Fletcher, um ministro episcopal que moderou a conversa, disse que o trabalho missionário na Amazônia é “uma colisão de diferentes cosmovisões e de diferentes mundos”.
“E uma colisão que tem um grande significado para as pessoas envolvidas na linha de frente, mas também para o planeta inteiro”, disse ele.
Pedroso, que também trabalha para a CNN, descreveu essa colisão por meio da história de uma irmã católica chamada Marta, que tem cerca de 30 anos. Natural do México, ela lhe falou das dificuldades do trabalho missionário na Amazônia peruana: uma nova cultura com novos alimentos, um clima mais quente e úmido, e, às vezes, deslocamentos de barco de 10 horas de duração entre as aldeias.
Acima de tudo, ela teve que lidar com a sensação de que os povos indígenas “não acreditavam em Deus como eu”, disse Pedroso.
Antes do webinar, ele soube que ela estava de volta ao México, tendo solicitado uma transferência quando a pandemia do coronavírus eclodiu e depois que ela se sentiu “presa em uma rotina diária”, e que o trabalho não estava ocorrendo como ela esperava. “E ela realmente parecia mais feliz e relaxada”, disse ele.
Para Pedroso, a sua reportagem mostrou as dificuldades que os grupos religiosos enfrentam ao entrar em um ambiente desconhecido e os desafios pessoais que um missionário pode encontrar ao trabalhar com pessoas que se apegam firmemente a crenças diferentes.
“E os missionários muitas vezes se chocam com isso”, disse ele. “Eles têm que se adaptar, têm que se moldar e têm que encontrar novas formas de realmente fazer o seu trabalho. Porque, se eles não forem flexíveis, eles se dobrarão e quebrarão.”
Desafios como os enfrentados por Marta fizeram parte das discussões antes e durante o Sínodo da Amazônia, realizado no Vaticano em outubro de 2019. O documento final desse encontro, junto com a reflexão do Papa Francisco sobre os seus trabalhos, a exortação “Querida Amazônia”, destacou a importância que Francisco dá ao ministério naquilo que ele chama de “periferias”. A Bacia Amazônica, que abrange nove nações e representa um dos ecossistemas mais cruciais do planeta, é um desses lugares.

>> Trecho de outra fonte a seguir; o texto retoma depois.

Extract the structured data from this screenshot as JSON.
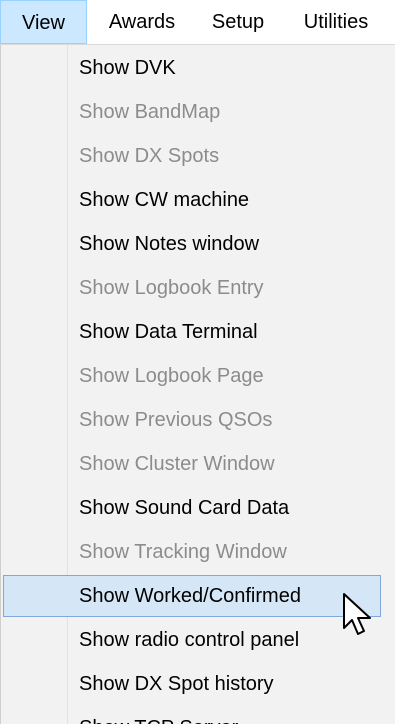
{
  "menubar": {
    "items": [
      {
        "label": "View"
      },
      {
        "label": "Awards"
      },
      {
        "label": "Setup"
      },
      {
        "label": "Utilities"
      }
    ]
  },
  "view_menu": {
    "items": [
      {
        "label": "Show DVK",
        "enabled": true
      },
      {
        "label": "Show BandMap",
        "enabled": false
      },
      {
        "label": "Show DX Spots",
        "enabled": false
      },
      {
        "label": "Show CW machine",
        "enabled": true
      },
      {
        "label": "Show Notes window",
        "enabled": true
      },
      {
        "label": "Show Logbook Entry",
        "enabled": false
      },
      {
        "label": "Show Data Terminal",
        "enabled": true
      },
      {
        "label": "Show Logbook Page",
        "enabled": false
      },
      {
        "label": "Show Previous QSOs",
        "enabled": false
      },
      {
        "label": "Show Cluster Window",
        "enabled": false
      },
      {
        "label": "Show Sound Card Data",
        "enabled": true
      },
      {
        "label": "Show Tracking Window",
        "enabled": false
      },
      {
        "label": "Show Worked/Confirmed",
        "enabled": true,
        "highlighted": true
      },
      {
        "label": "Show radio control panel",
        "enabled": true
      },
      {
        "label": "Show DX Spot history",
        "enabled": true
      },
      {
        "label": "Show TCP Server",
        "enabled": true
      }
    ]
  },
  "colors": {
    "menubar_active_bg": "#cce8ff",
    "dropdown_bg": "#f2f2f2",
    "highlight_bg": "#d5e6f7",
    "highlight_border": "#7fa9dc",
    "disabled_text": "#8c8c8c"
  },
  "icons": {
    "pointer": "mouse-pointer-icon"
  }
}
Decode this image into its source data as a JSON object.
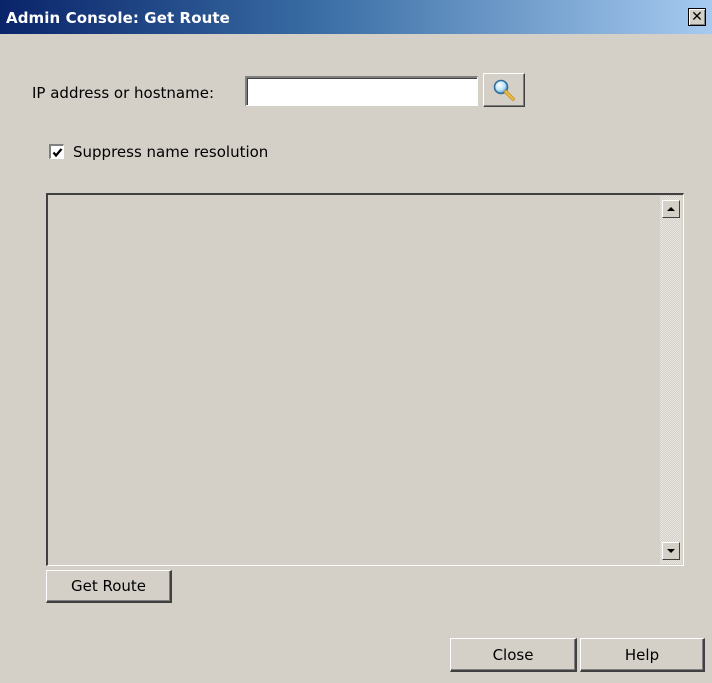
{
  "window": {
    "title": "Admin Console: Get Route",
    "close_glyph": "✕"
  },
  "form": {
    "ip_label": "IP address or hostname:",
    "ip_value": "",
    "ip_placeholder": "",
    "search_icon": "magnifier-icon",
    "suppress_label": "Suppress name resolution",
    "suppress_checked": true
  },
  "output": {
    "text": ""
  },
  "buttons": {
    "get_route": "Get Route",
    "close": "Close",
    "help": "Help"
  },
  "colors": {
    "title_start": "#0a246a",
    "title_end": "#a6caf0",
    "face": "#d4d0c8"
  }
}
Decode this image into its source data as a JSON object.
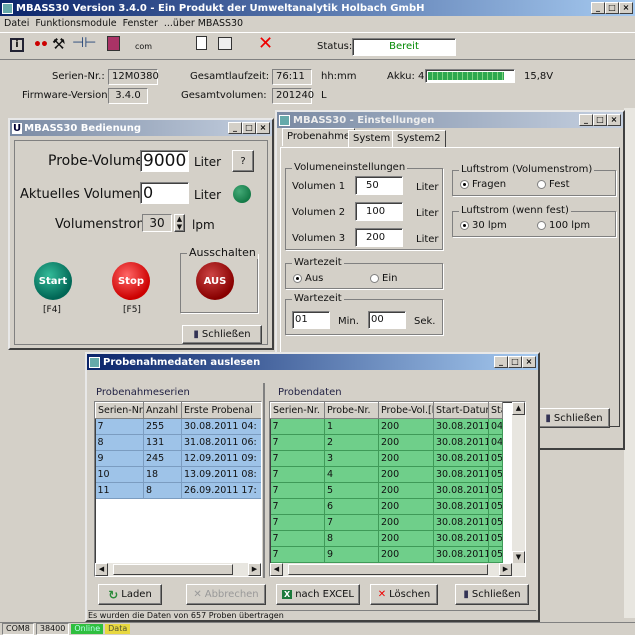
{
  "app": {
    "title": "MBASS30 Version 3.4.0  - Ein Produkt der Umweltanalytik Holbach GmbH",
    "menu": [
      "Datei",
      "Funktionsmodule",
      "Fenster",
      "...über MBASS30"
    ],
    "toolbar": {
      "com_label": "com",
      "status_label": "Status:",
      "status_value": "Bereit"
    },
    "info": {
      "serien_label": "Serien-Nr.:",
      "serien_value": "12M0380",
      "laufzeit_label": "Gesamtlaufzeit:",
      "laufzeit_value": "76:11",
      "laufzeit_unit": "hh:mm",
      "akku_label": "Akku: 4",
      "akku_level": 0.9,
      "akku_value": "15,8V",
      "firmware_label": "Firmware-Version:",
      "firmware_value": "3.4.0",
      "volumen_label": "Gesamtvolumen:",
      "volumen_value": "201240",
      "volumen_unit": "L"
    },
    "statusbar": {
      "port": "COM8",
      "baud": "38400",
      "online": "Online",
      "data": "Data"
    }
  },
  "bedienung": {
    "title": "MBASS30 Bedienung",
    "icon_letter": "U",
    "probe_label": "Probe-Volumen:",
    "probe_value": "9000",
    "probe_unit": "Liter",
    "help": "?",
    "akt_label": "Aktuelles Volumen:",
    "akt_value": "0",
    "akt_unit": "Liter",
    "strom_label": "Volumenstrom:",
    "strom_value": "30",
    "strom_unit": "lpm",
    "aus_group": "Ausschalten",
    "start": "Start",
    "start_key": "[F4]",
    "stop": "Stop",
    "stop_key": "[F5]",
    "aus": "AUS",
    "close": "Schließen"
  },
  "einstellungen": {
    "title": "MBASS30 - Einstellungen",
    "tabs": [
      "Probenahme",
      "System",
      "System2"
    ],
    "vol_group": "Volumeneinstellungen",
    "v1_label": "Volumen 1",
    "v1": "50",
    "v2_label": "Volumen 2",
    "v2": "100",
    "v3_label": "Volumen 3",
    "v3": "200",
    "unit": "Liter",
    "luft_group": "Luftstrom (Volumenstrom)",
    "fragen": "Fragen",
    "fest": "Fest",
    "luftfest_group": "Luftstrom (wenn fest)",
    "lpm30": "30 lpm",
    "lpm100": "100 lpm",
    "warte1_group": "Wartezeit",
    "aus": "Aus",
    "ein": "Ein",
    "warte2_group": "Wartezeit",
    "min_value": "01",
    "min_unit": "Min.",
    "sek_value": "00",
    "sek_unit": "Sek.",
    "close": "Schließen"
  },
  "proben": {
    "title": "Probenahmedaten auslesen",
    "left_label": "Probenahmeserien",
    "left_headers": [
      "Serien-Nr.",
      "Anzahl",
      "Erste Probenal"
    ],
    "left_rows": [
      [
        "7",
        "255",
        "30.08.2011 04:"
      ],
      [
        "8",
        "131",
        "31.08.2011 06:"
      ],
      [
        "9",
        "245",
        "12.09.2011 09:"
      ],
      [
        "10",
        "18",
        "13.09.2011 08:"
      ],
      [
        "11",
        "8",
        "26.09.2011 17:"
      ]
    ],
    "right_label": "Probendaten",
    "right_headers": [
      "Serien-Nr.",
      "Probe-Nr.",
      "Probe-Vol.[l",
      "Start-Datum",
      "Sta"
    ],
    "right_rows": [
      [
        "7",
        "1",
        "200",
        "30.08.2011",
        "04:"
      ],
      [
        "7",
        "2",
        "200",
        "30.08.2011",
        "04:"
      ],
      [
        "7",
        "3",
        "200",
        "30.08.2011",
        "05:"
      ],
      [
        "7",
        "4",
        "200",
        "30.08.2011",
        "05:"
      ],
      [
        "7",
        "5",
        "200",
        "30.08.2011",
        "05:"
      ],
      [
        "7",
        "6",
        "200",
        "30.08.2011",
        "05:"
      ],
      [
        "7",
        "7",
        "200",
        "30.08.2011",
        "05:"
      ],
      [
        "7",
        "8",
        "200",
        "30.08.2011",
        "05:"
      ],
      [
        "7",
        "9",
        "200",
        "30.08.2011",
        "05:"
      ]
    ],
    "laden": "Laden",
    "abbrechen": "Abbrechen",
    "excel": "nach EXCEL",
    "loeschen": "Löschen",
    "close": "Schließen",
    "status": "Es wurden die Daten von 657 Proben übertragen"
  }
}
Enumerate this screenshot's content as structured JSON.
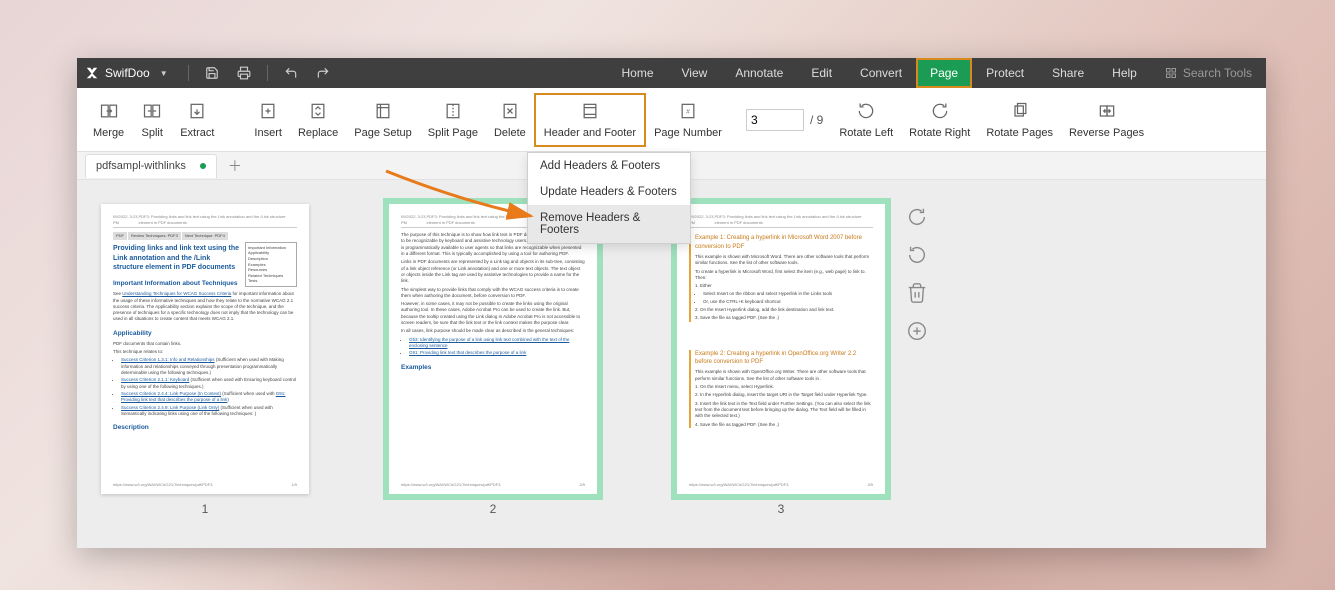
{
  "app": {
    "name": "SwifDoo"
  },
  "titlebar_icons": {
    "save": "save-icon",
    "print": "print-icon",
    "undo": "undo-icon",
    "redo": "redo-icon"
  },
  "menu": {
    "home": "Home",
    "view": "View",
    "annotate": "Annotate",
    "edit": "Edit",
    "convert": "Convert",
    "page": "Page",
    "protect": "Protect",
    "share": "Share",
    "help": "Help"
  },
  "search": {
    "placeholder": "Search Tools"
  },
  "ribbon": {
    "merge": "Merge",
    "split": "Split",
    "extract": "Extract",
    "insert": "Insert",
    "replace": "Replace",
    "page_setup": "Page Setup",
    "split_page": "Split Page",
    "delete": "Delete",
    "header_footer": "Header and Footer",
    "page_number": "Page Number",
    "rotate_left": "Rotate Left",
    "rotate_right": "Rotate Right",
    "rotate_pages": "Rotate Pages",
    "reverse_pages": "Reverse Pages"
  },
  "page_nav": {
    "current": "3",
    "total": "9"
  },
  "header_footer_menu": {
    "add": "Add Headers & Footers",
    "update": "Update Headers & Footers",
    "remove": "Remove Headers & Footers"
  },
  "tabs": {
    "doc1": "pdfsampl-withlinks"
  },
  "thumbs": {
    "p1": "1",
    "p2": "2",
    "p3": "3"
  },
  "doc": {
    "header_time": "09/2022, 3:23 PM",
    "header_title": "PDF3: Providing links and link text using the Link annotation and the /Link structure element in PDF documents",
    "title": "Providing links and link text using the Link annotation and the /Link structure element in PDF documents",
    "h2_info": "Important Information about Techniques",
    "h2_applicability": "Applicability",
    "h2_description": "Description",
    "h2_examples": "Examples",
    "p_intro": "The purpose of this technique is to show how link text in PDF documents can be marked up to be recognizable by keyboard and assistive technology users. That is, the link information is programmatically available to user agents so that links are recognizable when presented in a different format. This is typically accomplished by using a tool for authoring PDF.",
    "p_links": "Links in PDF documents are represented by a Link tag and objects in its sub-tree, consisting of a link object reference (or Link annotation) and one or more text objects. The text object or objects inside the Link tag are used by assistive technologies to provide a name for the link.",
    "p_simplest": "The simplest way to provide links that comply with the WCAG success criteria is to create them when authoring the document, before conversion to PDF.",
    "p_however": "However, in some cases, it may not be possible to create the links using the original authoring tool. In these cases, Adobe Acrobat Pro can be used to create the link. But, because the tooltip created using the Link dialog in Adobe Acrobat Pro is not accessible to screen readers, be sure that the link text or the link context makes the purpose clear.",
    "p_inall": "In all cases, link purpose should be made clear as described in the general techniques:",
    "li_g53": "G53: Identifying the purpose of a link using link text combined with the text of the enclosing sentence",
    "li_g91": "G91: Providing link text that describes the purpose of a link",
    "ex1_title": "Example 1: Creating a hyperlink in Microsoft Word 2007 before conversion to PDF",
    "ex1_body": "This example is shown with Microsoft Word. There are other software tools that perform similar functions. See the list of other software tools.",
    "ex1_step": "To create a hyperlink in Microsoft Word, first select the item (e.g., web page) to link to. Then:",
    "ex1_1": "1. Either",
    "ex1_1a": "Select Insert on the ribbon and select Hyperlink in the Links tools",
    "ex1_1b": "Or, use the CTRL+K keyboard shortcut",
    "ex1_2": "2. On the Insert Hyperlink dialog, add the link destination and link text.",
    "ex1_3": "3. Save the file as tagged PDF. (See the .)",
    "ex2_title": "Example 2: Creating a hyperlink in OpenOffice.org Writer 2.2 before conversion to PDF",
    "ex2_body": "This example is shown with OpenOffice.org Writer. There are other software tools that perform similar functions. See the list of other software tools in .",
    "ex2_1": "1. On the Insert menu, select Hyperlink.",
    "ex2_2": "2. In the Hyperlink dialog, insert the target URI in the Target field under Hyperlink Type.",
    "ex2_3": "3. Insert the link text in the Text field under Further Settings. (You can also select the link text from the document text before bringing up the dialog. The Text field will be filled in with the selected text.)",
    "ex2_4": "4. Save the file as tagged PDF. (See the .)",
    "footer_url": "https://www.w3.org/WAI/WCAG21/Techniques/pdf/PDF3"
  }
}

Foto: CIDSE - together for global justice | Flickr CC
Os participantes do Sínodo falaram sobre o avanço das igrejas evangélicas em uma região onde as paróquias católicas são tão grandes que os padres às vezes visitam as comunidades apenas uma ou duas vezes por ano, quando o fazem. Os Padres sinodais em seu documento propuseram a ordenação de homens casados e a abertura do diaconato às mulheres para ajudar a resolver esse problema, embora Francisco não tenha abordado esses temas na “Querida Amazônia”.
“Uma Igreja de rostos amazônicos”, escreveu Francisco, “requer a presença estável de responsáveis leigos, maduros e dotados de autoridade, que conheçam as línguas, as culturas, a experiência espiritual e o modo de viver em comunidade de cada lugar, ao mesmo tempo que deixem espaço à multiplicidade dos dons que o Espírito Santo semeia em todos” [n. 94].
Spelman, cuja organização Rainforest Partnership, com sede em Austin, Texas, trabalha com comunidades locais na floresta amazônica ocidental e em outras partes da América Central e do Sul, disse que a abertura é essencial ao trabalhar com grupos indígenas.
Para pessoas com motivação religiosa, disse ela, isso significa estar ciente de como elas abordam o seu ministério: “Vamos impor os nossos pontos de vista de uma forma muito colonial e antiga que ocorreu durante milênios, ou vamos dizer: ‘Aqui está o que sabemos e quem somos, e aqui está o que vocês estão fazendo, vocês que vivem na floresta em harmonia com a floresta’?”.
A Rede Eclesial Pan-Amazônica (Repam) tem liderado os esforços para fortalecer os laços entre os grupos indígenas e a Igreja Católica da região. Entre as centenas de sessões de escuta antes do Sínodo, algumas foram especificamente com os povos indígenas, e os bispos e as organizações eclesiais se posicionaram ao lado das comunidades indígenas contra o desmatamento e as indústrias extrativas do bioma.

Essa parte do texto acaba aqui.